Design of broadband anti-reflection coatings for III-V/Si tandem solar modules in vehicle-integrated photovoltaic application

Anti-reflection coatings (ARCs) are an essential component of photovoltaic modules, crucial for minimizing optical reflection losses and maximizing power output. This study focuses on the optimized design and experimental validation of ARCs for a triple-junction module configuration, developed through the hybridization of III-V multi-junction and crystalline silicon (c-Si) cells for potential automotive integration.
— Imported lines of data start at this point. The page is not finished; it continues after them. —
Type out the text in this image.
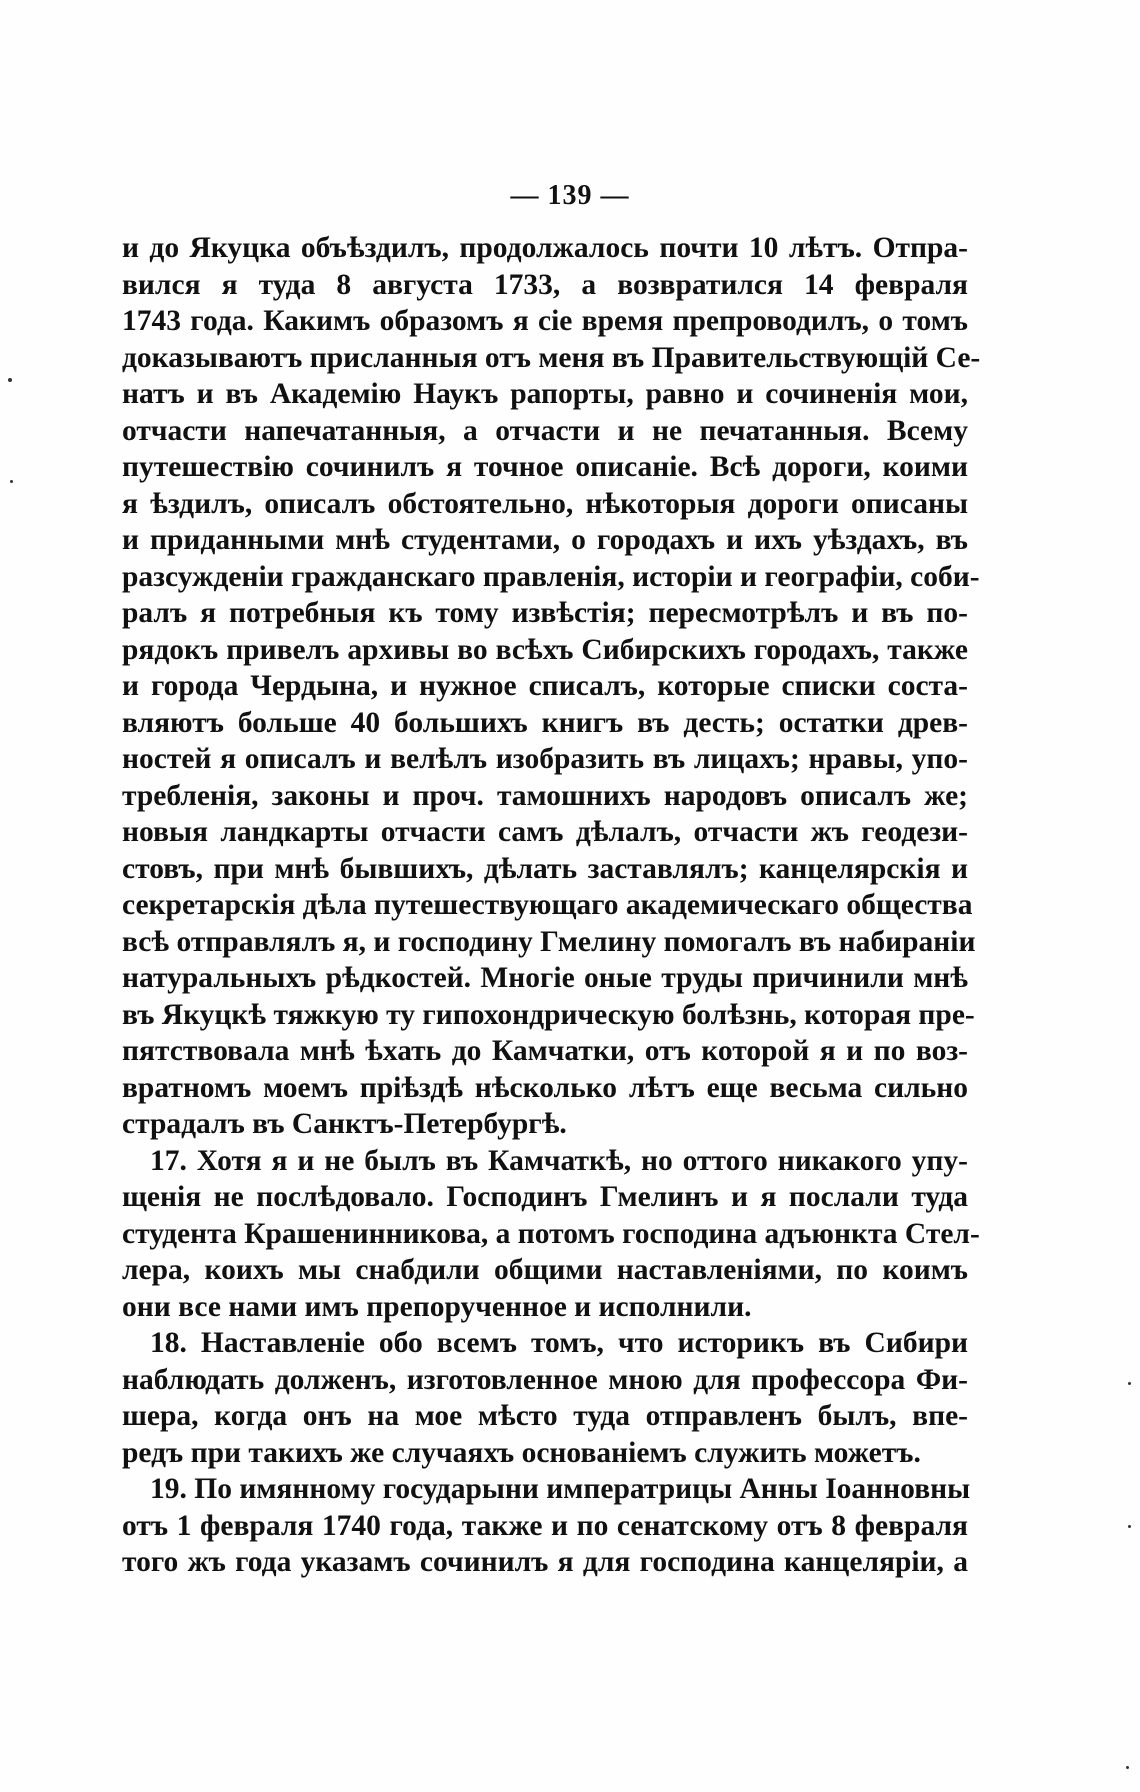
— 139 —
и до Якуцка объѣздилъ, продолжалось почти 10 лѣтъ. Отпра-
вился я туда 8 августа 1733, а возвратился 14 февраля
1743 года. Какимъ образомъ я сіе время препроводилъ, о томъ
доказываютъ присланныя отъ меня въ Правительствующій Се-
натъ и въ Академію Наукъ рапорты, равно и сочиненія мои,
отчасти напечатанныя, а отчасти и не печатанныя. Всему
путешествію сочинилъ я точное описаніе. Всѣ дороги, коими
я ѣздилъ, описалъ обстоятельно, нѣкоторыя дороги описаны
и приданными мнѣ студентами, о городахъ и ихъ уѣздахъ, въ
разсужденіи гражданскаго правленія, исторіи и географіи, соби-
ралъ я потребныя къ тому извѣстія; пересмотрѣлъ и въ по-
рядокъ привелъ архивы во всѣхъ Сибирскихъ городахъ, также
и города Чердына, и нужное списалъ, которые списки соста-
вляютъ больше 40 большихъ книгъ въ десть; остатки древ-
ностей я описалъ и велѣлъ изобразить въ лицахъ; нравы, упо-
требленія, законы и проч. тамошнихъ народовъ описалъ же;
новыя ландкарты отчасти самъ дѣлалъ, отчасти жъ геодези-
стовъ, при мнѣ бывшихъ, дѣлать заставлялъ; канцелярскія и
секретарскія дѣла путешествующаго академическаго общества
всѣ отправлялъ я, и господину Гмелину помогалъ въ набираніи
натуральныхъ рѣдкостей. Многіе оные труды причинили мнѣ
въ Якуцкѣ тяжкую ту гипохондрическую болѣзнь, которая пре-
пятствовала мнѣ ѣхать до Камчатки, отъ которой я и по воз-
вратномъ моемъ пріѣздѣ нѣсколько лѣтъ еще весьма сильно
страдалъ въ Санктъ-Петербургѣ.
17. Хотя я и не былъ въ Камчаткѣ, но оттого никакого упу-
щенія не послѣдовало. Господинъ Гмелинъ и я послали туда
студента Крашенинникова, а потомъ господина адъюнкта Стел-
лера, коихъ мы снабдили общими наставленіями, по коимъ
они все нами имъ препорученное и исполнили.
18. Наставленіе обо всемъ томъ, что историкъ въ Сибири
наблюдать долженъ, изготовленное мною для профессора Фи-
шера, когда онъ на мое мѣсто туда отправленъ былъ, впе-
редъ при такихъ же случаяхъ основаніемъ служить можетъ.
19. По имянному государыни императрицы Анны Іоанновны
отъ 1 февраля 1740 года, также и по сенатскому отъ 8 февраля
того жъ года указамъ сочинилъ я для господина канцеляріи, а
A nanoporous silica film was fabricated on the encapsulating glass surface as an ARC by spray-coating and thermal treatment method. Experimental data reveal that this film effectively reduced reflectance across a broader spectral range and to a lower magnitude compared to conventional MgF₂ single-layer ARCs typically used for glass substrates. Additionally, a pseudo-three-layer ARC utilizing dielectric multilayers was designed and prototyped on the surface of a silicone-encapsulated InGaP/GaAs dual-junction cell. Evaluation of this structure indicated that, in contrast to a two-layer ARC, it broadened the effective spectral bandwidth, consequently increasing the incident light flux upon the underlying Si cell without compromising the anti-reflective performance of the upper dual-junction cell.